The fund could also divest from companies involved in cattle ranching, if working conditions on farms are exploitative, and from firms implicated in illegal or unregulated fishing.

“Working conditions, slave-like working conditions, … is a very important priority,” said Ola Mestad. “We have been trying to identify different sectors: (one of them) could be mining.”

The fund invests Norway’s revenues from oil and gas production for future generations. It is one of the world’s largest investors with holdings in some 7,500 companies.

It has excluded firms for what it deems to be unethical behaviour based on the advice of its ethics council, an independent body reporting to the finance ministry, which has ultimate responsibility for the fund. The ministry tends to follow the council’s recommendations.
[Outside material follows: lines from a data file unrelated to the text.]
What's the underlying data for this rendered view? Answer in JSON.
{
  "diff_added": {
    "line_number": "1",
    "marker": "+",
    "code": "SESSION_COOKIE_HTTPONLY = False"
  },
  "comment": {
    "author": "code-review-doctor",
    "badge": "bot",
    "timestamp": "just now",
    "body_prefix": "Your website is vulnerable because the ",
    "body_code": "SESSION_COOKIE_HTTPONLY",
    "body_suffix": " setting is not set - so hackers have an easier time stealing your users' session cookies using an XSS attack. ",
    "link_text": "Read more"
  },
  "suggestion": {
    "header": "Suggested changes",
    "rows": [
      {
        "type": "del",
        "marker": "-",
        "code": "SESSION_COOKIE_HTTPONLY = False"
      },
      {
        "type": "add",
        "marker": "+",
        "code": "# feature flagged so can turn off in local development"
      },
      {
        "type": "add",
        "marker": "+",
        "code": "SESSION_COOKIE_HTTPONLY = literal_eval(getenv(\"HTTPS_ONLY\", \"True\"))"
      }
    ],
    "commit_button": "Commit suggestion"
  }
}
The fund also bans investments in some industries – nuclear arms, anti-personnel landmines, cluster bombs and tobacco.

The fund last excluded tobacco producers Schweitzer-Mauduit and Huabao International Holdings earlier this month, citing their involvement in the production of reconstituted tobacco leaf.
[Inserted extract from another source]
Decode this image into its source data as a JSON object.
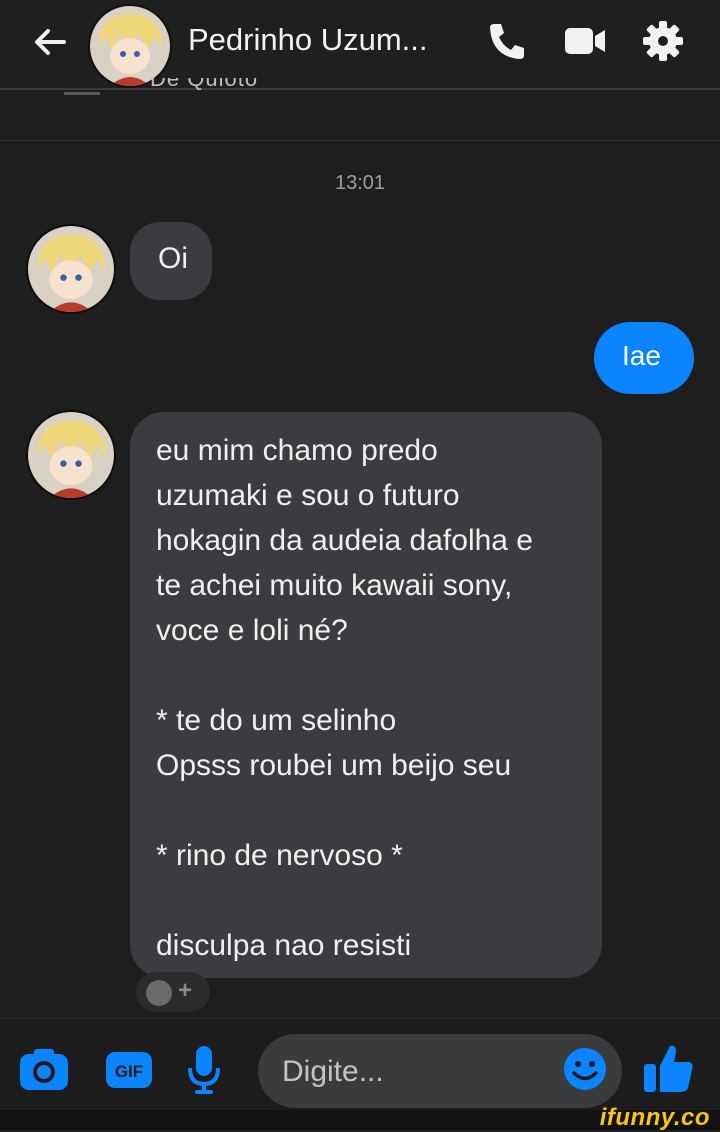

The fund has holdings in hundreds of mining firms and has invested heavily in the biggest ones.

The council will also be investigating potential labour abuse in cattle ranching – the raising of livestock on large farms, usually in South America.

Mestad said it was very difficult to investigate labour abuse in those two industries.

“Although there is widespread labour abuse in the world, it is not usually related directly to the multinational companies in which we are invested: it will be in the supply chain,” said the law professor at the University of Oslo.

“So the question of when to attribute (responsibility) to the multinational companies is extremely complicated,” Mestad said in the interview late last week.

This week, a committee set up to safeguard the Organisation for Economic Cooperation and Development’s guidelines for multinational companies said the fund lacks “a strategy for identifying and handling possible violations of human rights in the companies they invest”.